Diabetes and Oral Health

Did you know that November is National Diabetes month? If you’re wondering what diabetes has to do with oral health, you might be surprised to know that the answer is a lot! In fact, diabetics are much more prone to developing oral health issues, including cavities, gum disease, infections and dry mouth. That’s why it’s so important to pay special attention to your daily oral hygiene routine if you are diabetic, visit your dentist at least twice a year for professional cleanings and oral exams, and make sure to tell your dentist if you have diabetes.

Why Diabetics Experience Oral Health Problems

Generally speaking, people with diabetes that is not kept under control have more bacteria in their saliva than those without the disease.

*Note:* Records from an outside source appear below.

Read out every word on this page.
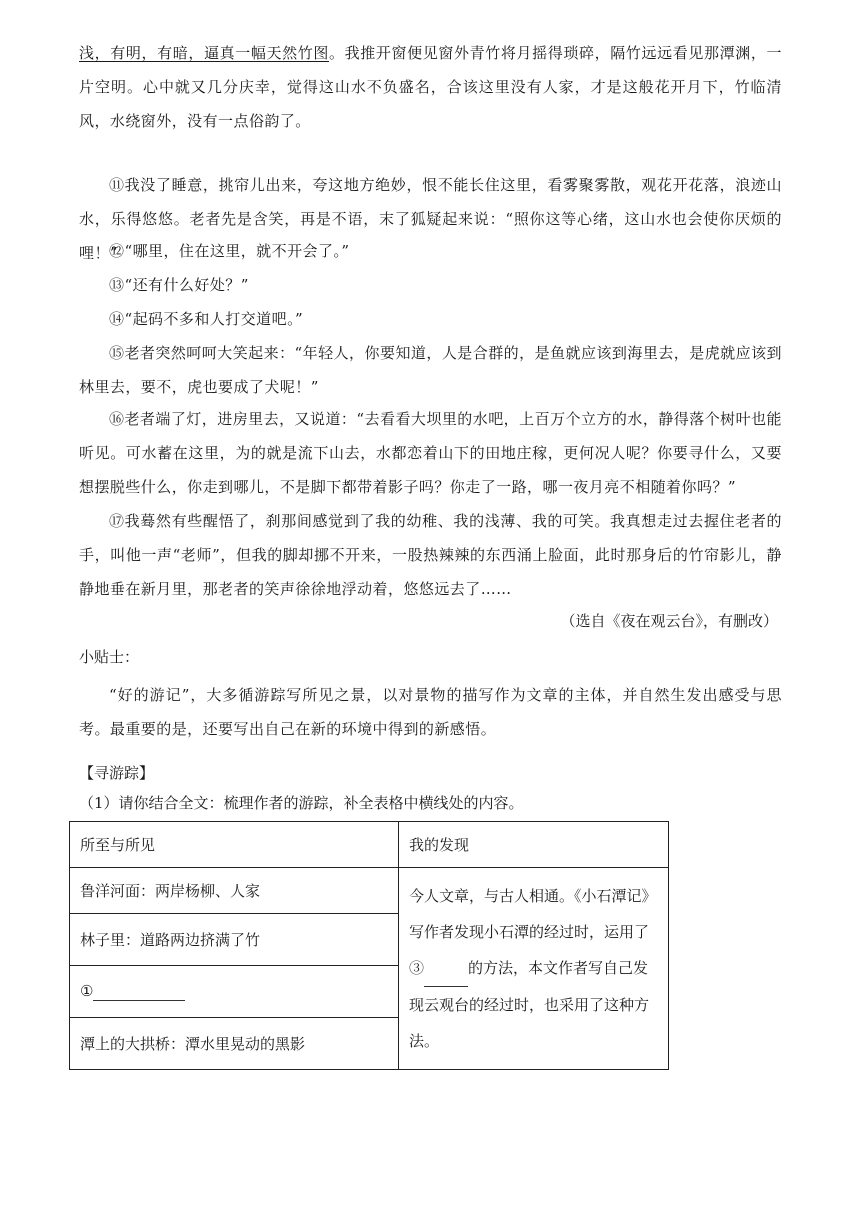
浅，有明，有暗，逼真一幅天然竹图。我推开窗便见窗外青竹将月摇得琐碎，隔竹远远看见那潭渊，一片空明。心中就又几分庆幸，觉得这山水不负盛名，合该这里没有人家，才是这般花开月下，竹临清风，水绕窗外，没有一点俗韵了。

⑪我没了睡意，挑帘儿出来，夸这地方绝妙，恨不能长住这里，看雾聚雾散，观花开花落，浪迹山水，乐得悠悠。老者先是含笑，再是不语，末了狐疑起来说：“照你这等心绪，这山水也会使你厌烦的哩！”

⑫“哪里，住在这里，就不开会了。”

⑬“还有什么好处？”

⑭“起码不多和人打交道吧。”

⑮老者突然呵呵大笑起来：“年轻人，你要知道，人是合群的，是鱼就应该到海里去，是虎就应该到林里去，要不，虎也要成了犬呢！”

⑯老者端了灯，进房里去，又说道：“去看看大坝里的水吧，上百万个立方的水，静得落个树叶也能听见。可水蓄在这里，为的就是流下山去，水都恋着山下的田地庄稼，更何况人呢？你要寻什么，又要想摆脱些什么，你走到哪儿，不是脚下都带着影子吗？你走了一路，哪一夜月亮不相随着你吗？”

⑰我蓦然有些醒悟了，刹那间感觉到了我的幼稚、我的浅薄、我的可笑。我真想走过去握住老者的手，叫他一声“老师”，但我的脚却挪不开来，一股热辣辣的东西涌上脸面，此时那身后的竹帘影儿，静静地垂在新月里，那老者的笑声徐徐地浮动着，悠悠远去了……

（选自《夜在观云台》，有删改）
小贴士：

“好的游记”，大多循游踪写所见之景，以对景物的描写作为文章的主体，并自然生发出感受与思考。最重要的是，还要写出自己在新的环境中得到的新感悟。

【寻游踪】
（1）请你结合全文：梳理作者的游踪，补全表格中横线处的内容。
所至与所见	我的发现
鲁洋河面：两岸杨柳、人家	今人文章，与古人相通。《小石潭记》写作者发现小石潭的经过时，运用了③ 的方法，本文作者写自己发现云观台的经过时，也采用了这种方法。
林子里：道路两边挤满了竹	
①	
潭上的大拱桥：潭水里晃动的黑影	
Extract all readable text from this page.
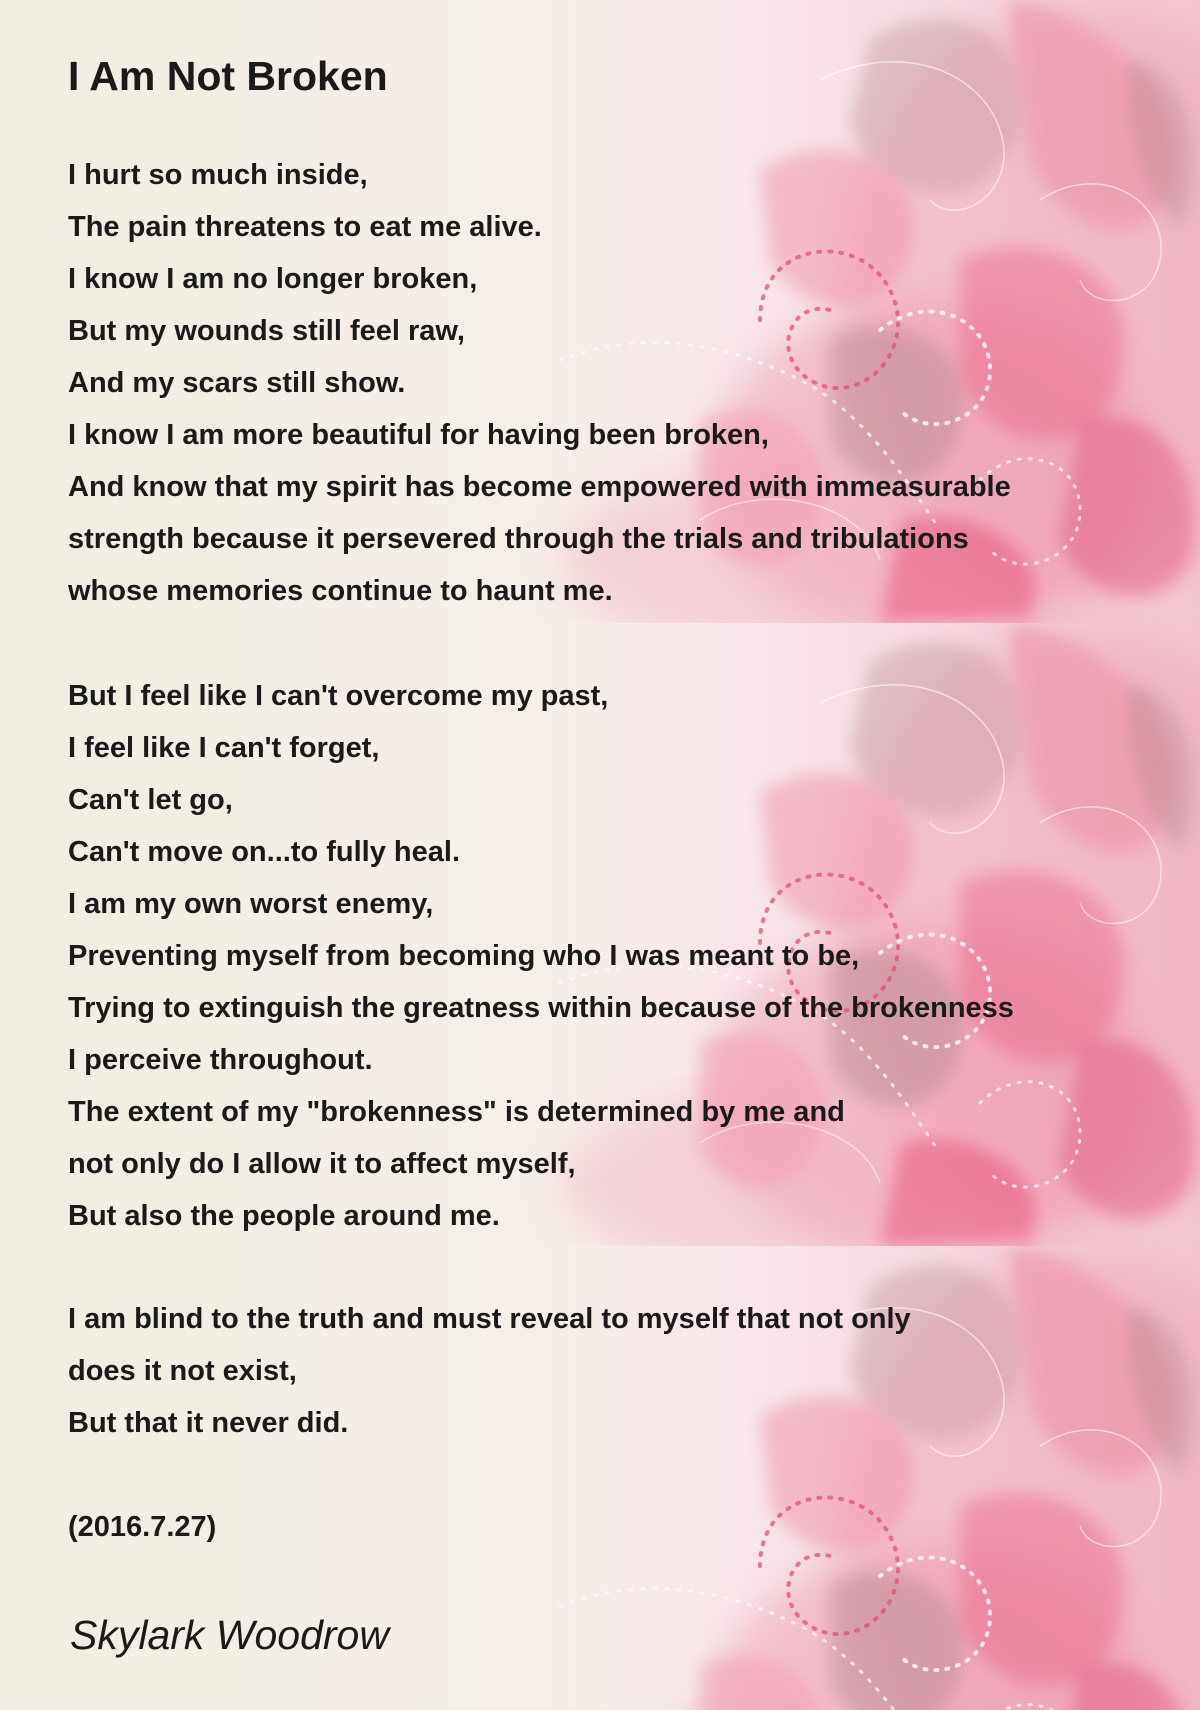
I Am Not Broken
I hurt so much inside,
The pain threatens to eat me alive.
I know I am no longer broken,
But my wounds still feel raw,
And my scars still show.
I know I am more beautiful for having been broken,
And know that my spirit has become empowered with immeasurable
strength because it persevered through the trials and tribulations
whose memories continue to haunt me.
But I feel like I can't overcome my past,
I feel like I can't forget,
Can't let go,
Can't move on...to fully heal.
I am my own worst enemy,
Preventing myself from becoming who I was meant to be,
Trying to extinguish the greatness within because of the brokenness
I perceive throughout.
The extent of my "brokenness" is determined by me and
not only do I allow it to affect myself,
But also the people around me.
I am blind to the truth and must reveal to myself that not only
does it not exist,
But that it never did.
(2016.7.27)
Skylark Woodrow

That higher level of bacteria makes it more likely that they’ll develop tooth decay. And because diabetics aren’t able to fight off infection as well as non-diabetics, they are more likely to develop gum disease. Many diabetic patients also suffer from chronic dry mouth. That also makes it more likely that they will develop tooth decay and gum disease. And although we all have naturally occurring bacteria, fungi and viruses inside our mouths, diabetics have a higher incidence of a fungal infection called oral candidiasis. Smoking makes this problem even worse.

Steps Diabetics Can Take to Improve Oral Health

Fortunately, there are steps that diabetic patients can take to improve the health of their teeth and gums. They include the following:

  • Keep the diabetes under control. The better the diabetes is managed, the less prone you’ll be to developing oral health issues.
  • Manage dry mouth by chewing on sugarless gum, drinking water frequently, or using a saliva substitute that is prescribed by your dentist.
  • Maintain a daily oral hygiene routine. Brush at least twice a day and floss at least once a day to remove as much bacteria as possible. Remember to use a fluoride toothpaste, and rinse at least once a day with an antibacterial mouthwash.
  • Visit your dentist at least twice a year for routine checkups and cleanings. Many dentists recommend that diabetics visit more often, so follow your dentist’s recommendations.
The relationship between diabetes and oral health is complicated and profound. If you neglect to manage your diabetes, your oral health will likely decline. And, similarly, letting your oral health decline will have a negative impact on your diabetes. But if you follow these tips, you’ll enjoy not only good oral health, but good overall health as well.